La crise de 1929 fait tanguer l’Aéropostale. Bouillou-Lafont est ruiné. Plusieurs petites compagnies, dont l’Aéropostale, fusionnent pour devenir, le 14 octobre 1933, Air France. Mermoz est promu. Il fait plusieurs voyages transatlantiques dans un extraordinaire avion conçu par l’ingénieur Couzinet, L’Arc-en-Ciel. Mais il reviendra, finalement, à un hydravion monumental, à quatre moteurs, construit par Latécoère, La Croix du Sud.
Le 7 décembre 1936, Mermoz quitte Dakar à 4h32 du matin. Huit minutes après le décollage, le grand quadrimoteur se pose à nouveau sur la base. Il y a des problèmes avec l’hélice du moteur arrière droit. Après réparation, il repart à 6h52. Tout va bien jusqu’à 10h43 où la radio transmet : "Nous avons coupé le moteur arrière droit". La communication s’arrête. "La Croix du sud" a sombré dans l'Atlantique.
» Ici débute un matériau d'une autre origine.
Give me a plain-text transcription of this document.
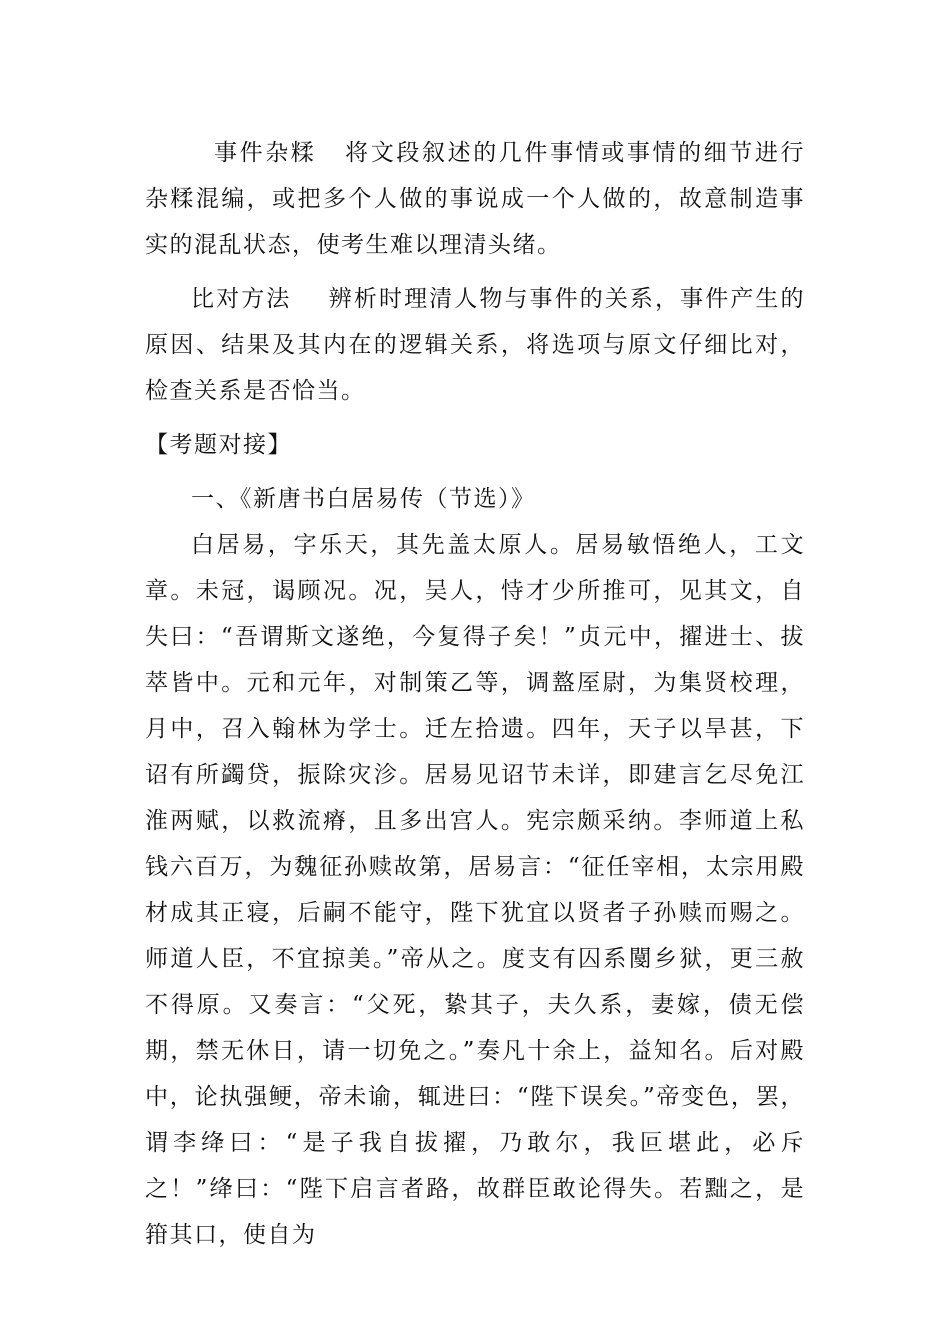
事件杂糅 将文段叙述的几件事情或事情的细节进行杂糅混编，或把多个人做的事说成一个人做的，故意制造事实的混乱状态，使考生难以理清头绪。

比对方法 辨析时理清人物与事件的关系，事件产生的原因、结果及其内在的逻辑关系，将选项与原文仔细比对，检查关系是否恰当。

【考题对接】

一、《新唐书白居易传（节选）》

白居易，字乐天，其先盖太原人。居易敏悟绝人，工文章。未冠，谒顾况。况，吴人，恃才少所推可，见其文，自失曰：“吾谓斯文遂绝，今复得子矣！”贞元中，擢进士、拔萃皆中。元和元年，对制策乙等，调盩厔尉，为集贤校理，月中，召入翰林为学士。迁左拾遗。四年，天子以旱甚，下诏有所蠲贷，振除灾沴。居易见诏节未详，即建言乞尽免江淮两赋，以救流瘠，且多出宫人。宪宗颇采纳。李师道上私钱六百万，为魏征孙赎故第，居易言：“征任宰相，太宗用殿材成其正寝，后嗣不能守，陛下犹宜以贤者子孙赎而赐之。师道人臣，不宜掠美。”帝从之。度支有囚系閺乡狱，更三赦不得原。又奏言：“父死，絷其子，夫久系，妻嫁，债无偿期，禁无休日，请一切免之。”奏凡十余上，益知名。后对殿中，论执强鲠，帝未谕，辄进曰：“陛下误矣。”帝变色，罢，谓李绛曰：“是子我自拔擢，乃敢尔，我叵堪此，必斥之！”绛曰：“陛下启言者路，故群臣敢论得失。若黜之，是箝其口，使自为
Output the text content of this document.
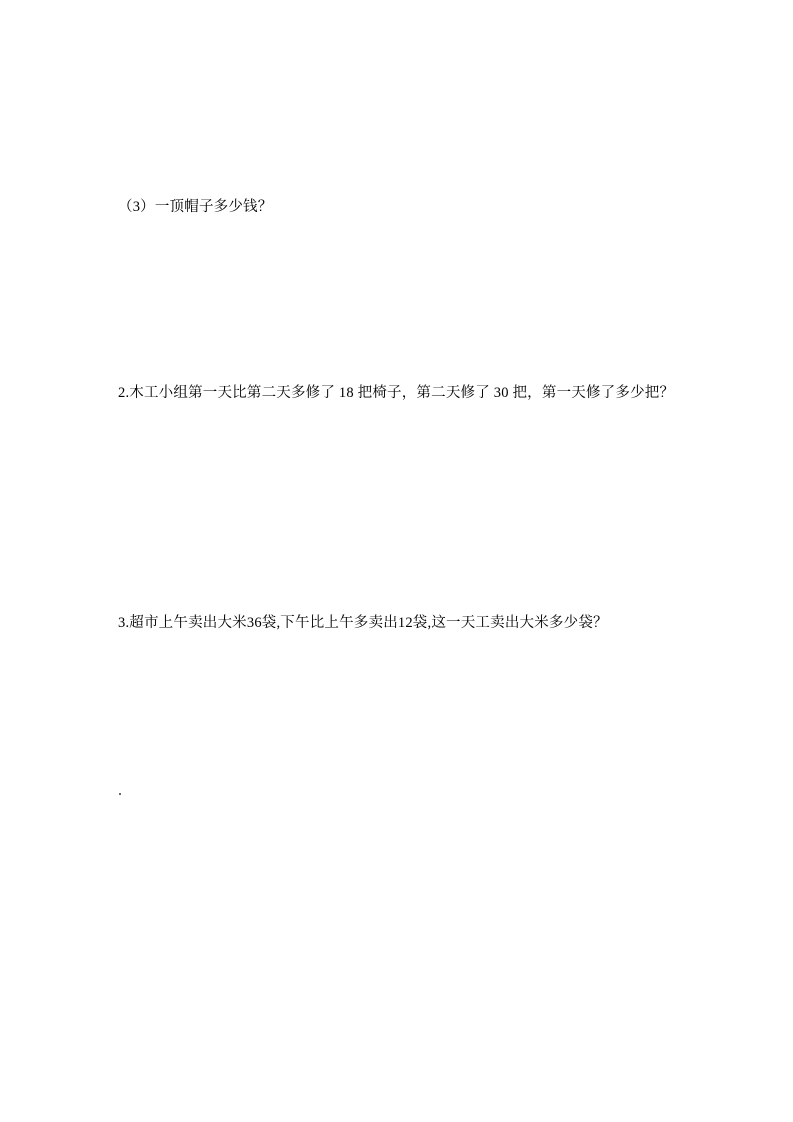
（3）一顶帽子多少钱？
2.木工小组第一天比第二天多修了 18 把椅子，第二天修了 30 把，第一天修了多少把？
3.超市上午卖出大米36袋,下午比上午多卖出12袋,这一天工卖出大米多少袋？
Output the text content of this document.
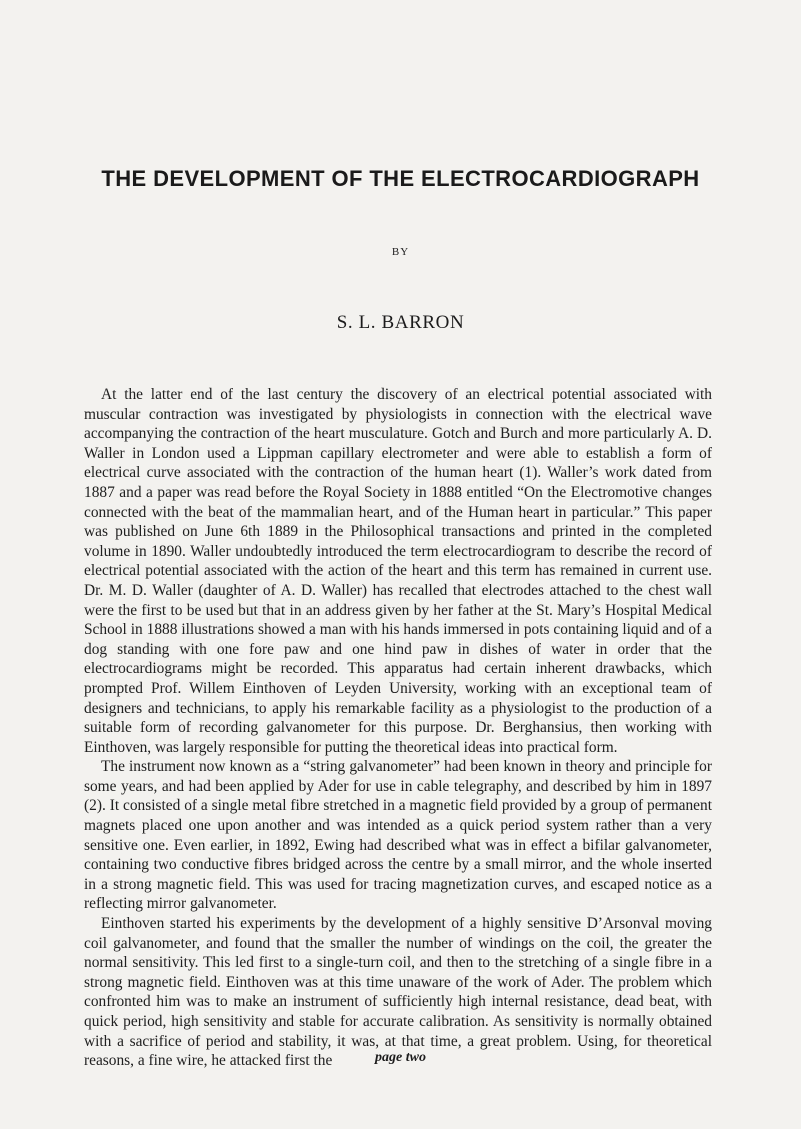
THE DEVELOPMENT OF THE ELECTROCARDIOGRAPH
BY
S. L. BARRON

At the latter end of the last century the discovery of an electrical potential associated with muscular contraction was investigated by physiologists in connection with the electrical wave accompanying the contraction of the heart musculature. Gotch and Burch and more particularly A. D. Waller in London used a Lippman capillary electrometer and were able to establish a form of electrical curve associated with the contraction of the human heart (1). Waller’s work dated from 1887 and a paper was read before the Royal Society in 1888 entitled “On the Electromotive changes connected with the beat of the mammalian heart, and of the Human heart in particular.” This paper was published on June 6th 1889 in the Philosophical transactions and printed in the completed volume in 1890. Waller undoubtedly introduced the term electrocardiogram to describe the record of electrical potential associated with the action of the heart and this term has remained in current use. Dr. M. D. Waller (daughter of A. D. Waller) has recalled that electrodes attached to the chest wall were the first to be used but that in an address given by her father at the St. Mary’s Hospital Medical School in 1888 illustrations showed a man with his hands immersed in pots containing liquid and of a dog standing with one fore paw and one hind paw in dishes of water in order that the electrocardiograms might be recorded. This apparatus had certain inherent drawbacks, which prompted Prof. Willem Einthoven of Leyden University, working with an exceptional team of designers and technicians, to apply his remarkable facility as a physiologist to the production of a suitable form of recording galvanometer for this purpose. Dr. Berghansius, then working with Einthoven, was largely responsible for putting the theoretical ideas into practical form.

The instrument now known as a “string galvanometer” had been known in theory and principle for some years, and had been applied by Ader for use in cable telegraphy, and described by him in 1897 (2). It consisted of a single metal fibre stretched in a magnetic field provided by a group of permanent magnets placed one upon another and was intended as a quick period system rather than a very sensitive one. Even earlier, in 1892, Ewing had described what was in effect a bifilar galvanometer, containing two conductive fibres bridged across the centre by a small mirror, and the whole inserted in a strong magnetic field. This was used for tracing magnetization curves, and escaped notice as a reflecting mirror galvanometer.

Einthoven started his experiments by the development of a highly sensitive D’Arsonval moving coil galvanometer, and found that the smaller the number of windings on the coil, the greater the normal sensitivity. This led first to a single-turn coil, and then to the stretching of a single fibre in a strong magnetic field. Einthoven was at this time unaware of the work of Ader. The problem which confronted him was to make an instrument of sufficiently high internal resistance, dead beat, with quick period, high sensitivity and stable for accurate calibration. As sensitivity is normally obtained with a sacrifice of period and stability, it was, at that time, a great problem. Using, for theoretical reasons, a fine wire, he attacked first the	page two
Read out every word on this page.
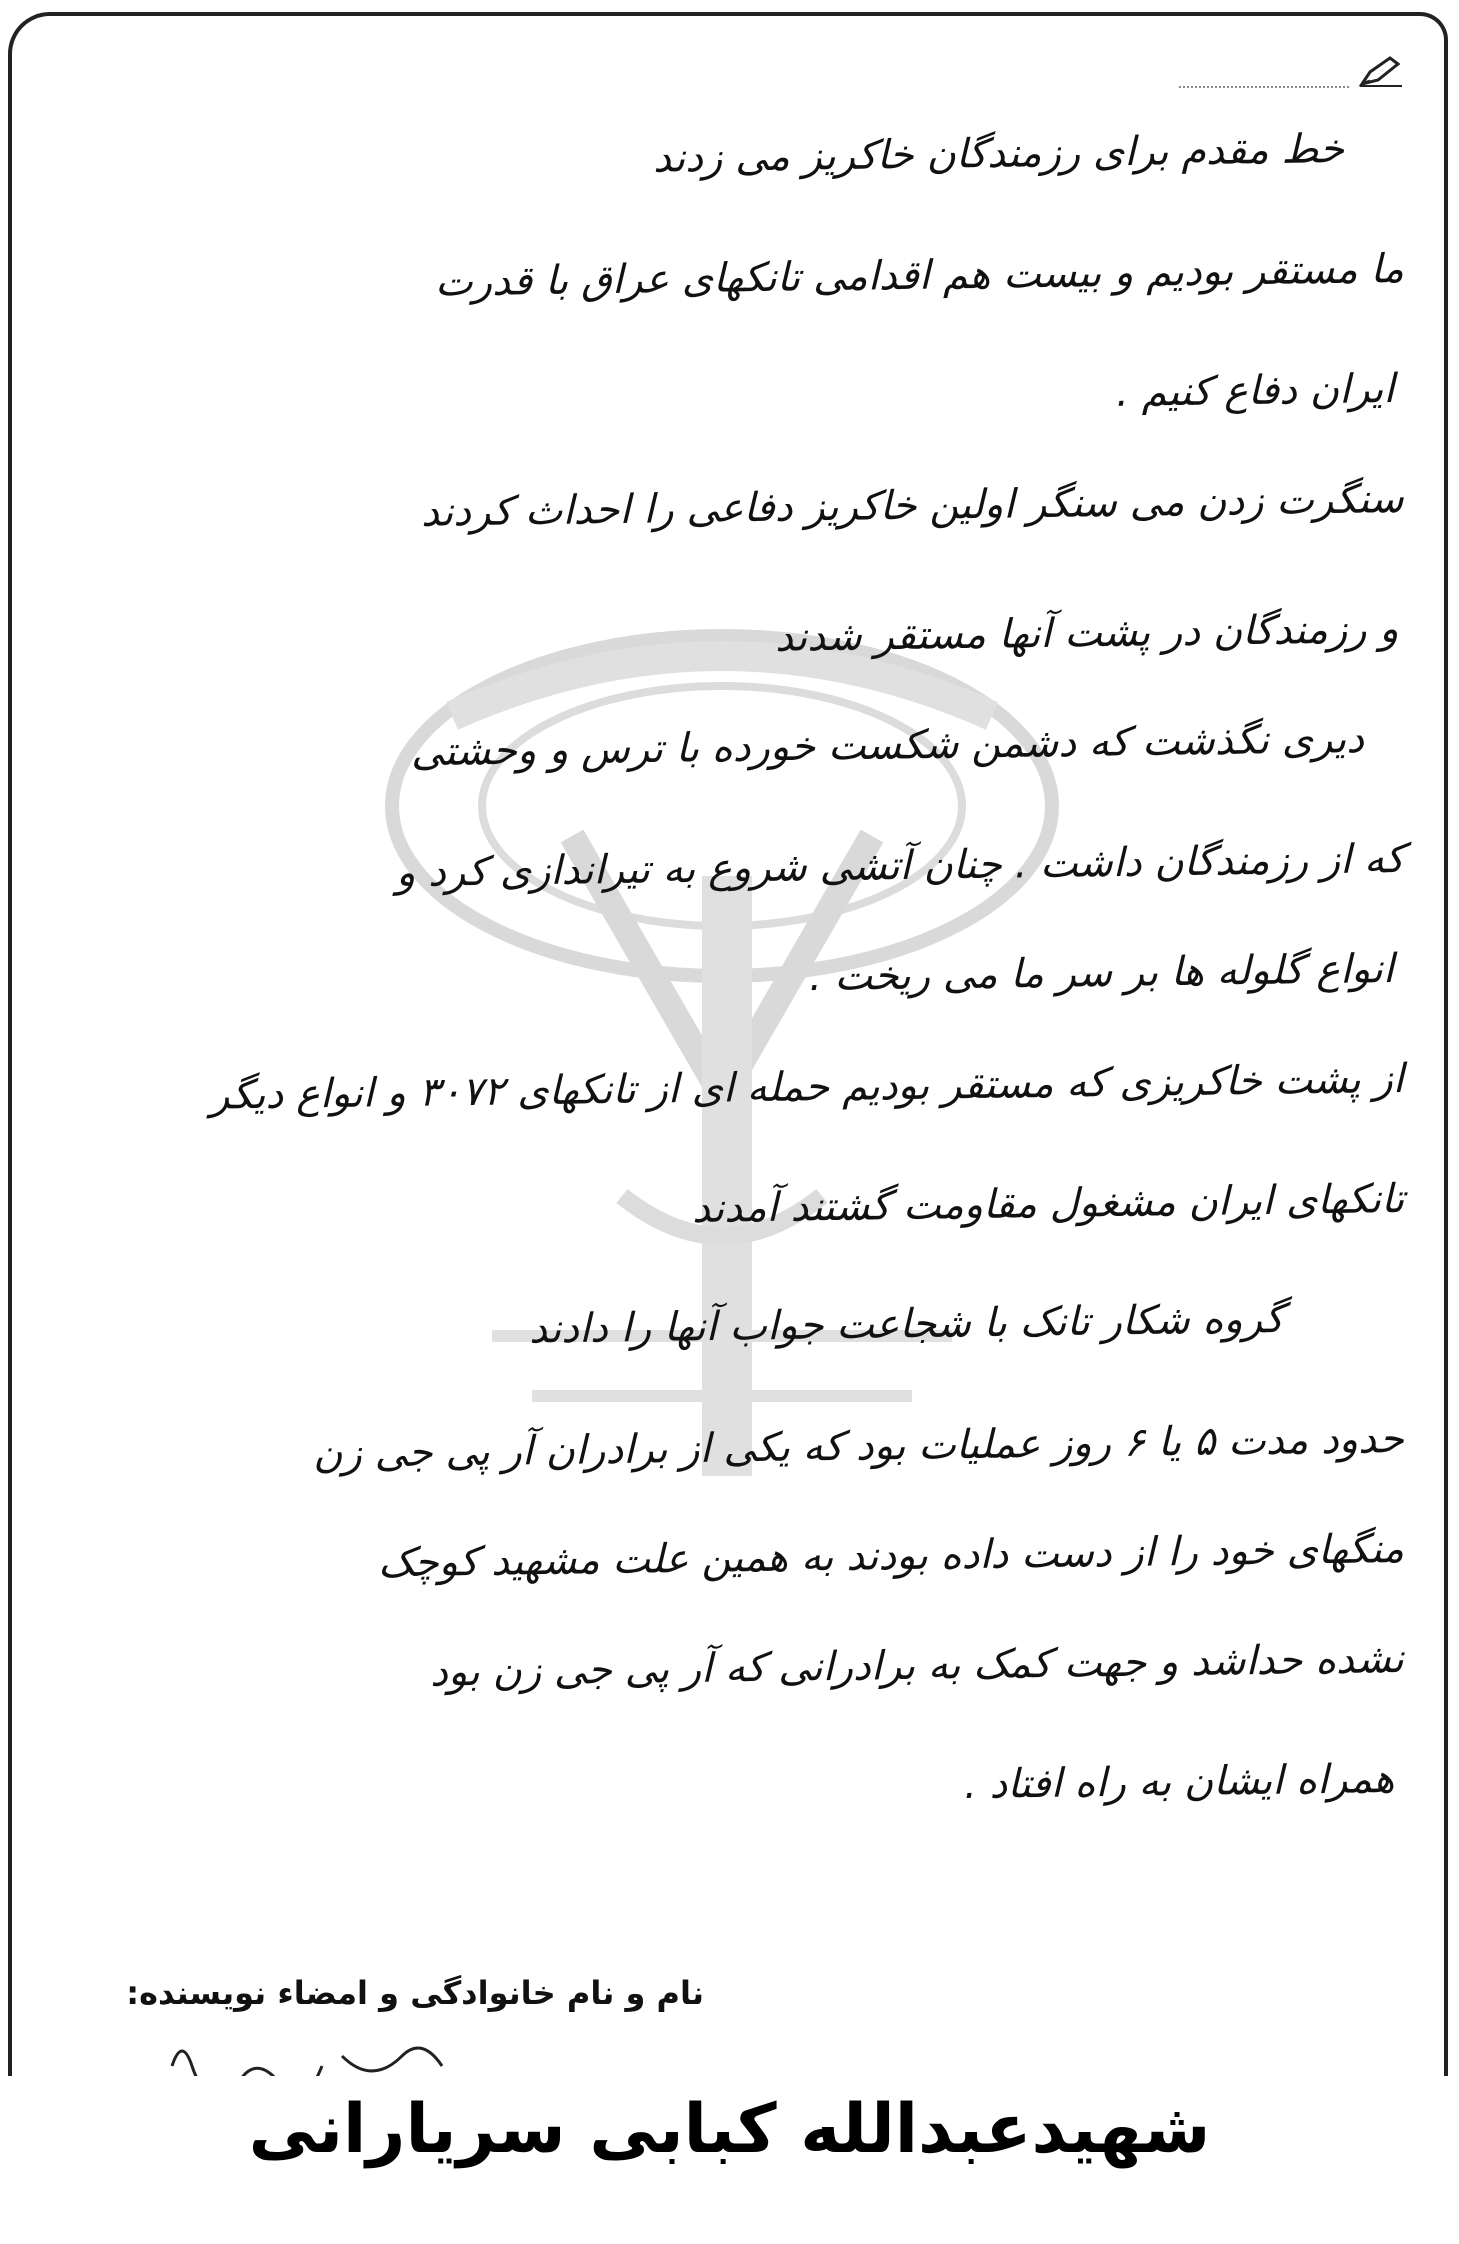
خط مقدم برای رزمندگان خاکریز می زدند
ما مستقر بودیم و بیست هم اقدامی تانکهای عراق با قدرت
ایران دفاع کنیم .
سنگرت زدن می سنگر اولین خاکریز دفاعی را احداث کردند
و رزمندگان در پشت آنها مستقر شدند
دیری نگذشت که دشمن شکست خورده با ترس و وحشتی
که از رزمندگان داشت . چنان آتشی شروع به تیراندازی کرد و
انواع گلوله ها بر سر ما می ریخت .
از پشت خاکریزی که مستقر بودیم حمله ای از تانکهای ٣٠٧٢ و انواع دیگر
تانکهای ایران مشغول مقاومت گشتند آمدند
گروه شکار تانک با شجاعت جواب آنها را دادند
حدود مدت ۵ یا ۶ روز عملیات بود که یکی از برادران آر پی جی زن
منگهای خود را از دست داده بودند به همین علت مشهید کوچک
نشده حداشد و جهت کمک به برادرانی که آر پی جی زن بود
همراه ایشان به راه افتاد .
نام و نام خانوادگی و امضاء نویسنده:
شهیدعبدالله کبابی سریارانی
Malgré d’intenses recherches, on ne retrouvera aucune trace. En dépit de la chance qu’il avait toujours eue, ce vol transatlantique fut le dernier. Dans un article publié par L’Intransigeant, Saint-Exupéry écrit : "Pardonnes-moi Jean Mermoz. On me l’a demandé cet article, mais comment l’écrirai-je ? J’ignore si tu as sombré ou si dans dans ton canot collé à l’océan comme un insecte à la glu d’une plante carnivore, tu ne peux plus t’en dépêtrer... Ah, Jean ! Pardonne-moi, je ne puis encore te croire parfait, de la perfection des morts. Une fois de plus, tu vas ressusciter. Dix ans que tu ressuscites".
L’archange blond n’est pas ressuscité. Mais il est devenu une légende que tous les aviateurs du monde continuent de vénérer.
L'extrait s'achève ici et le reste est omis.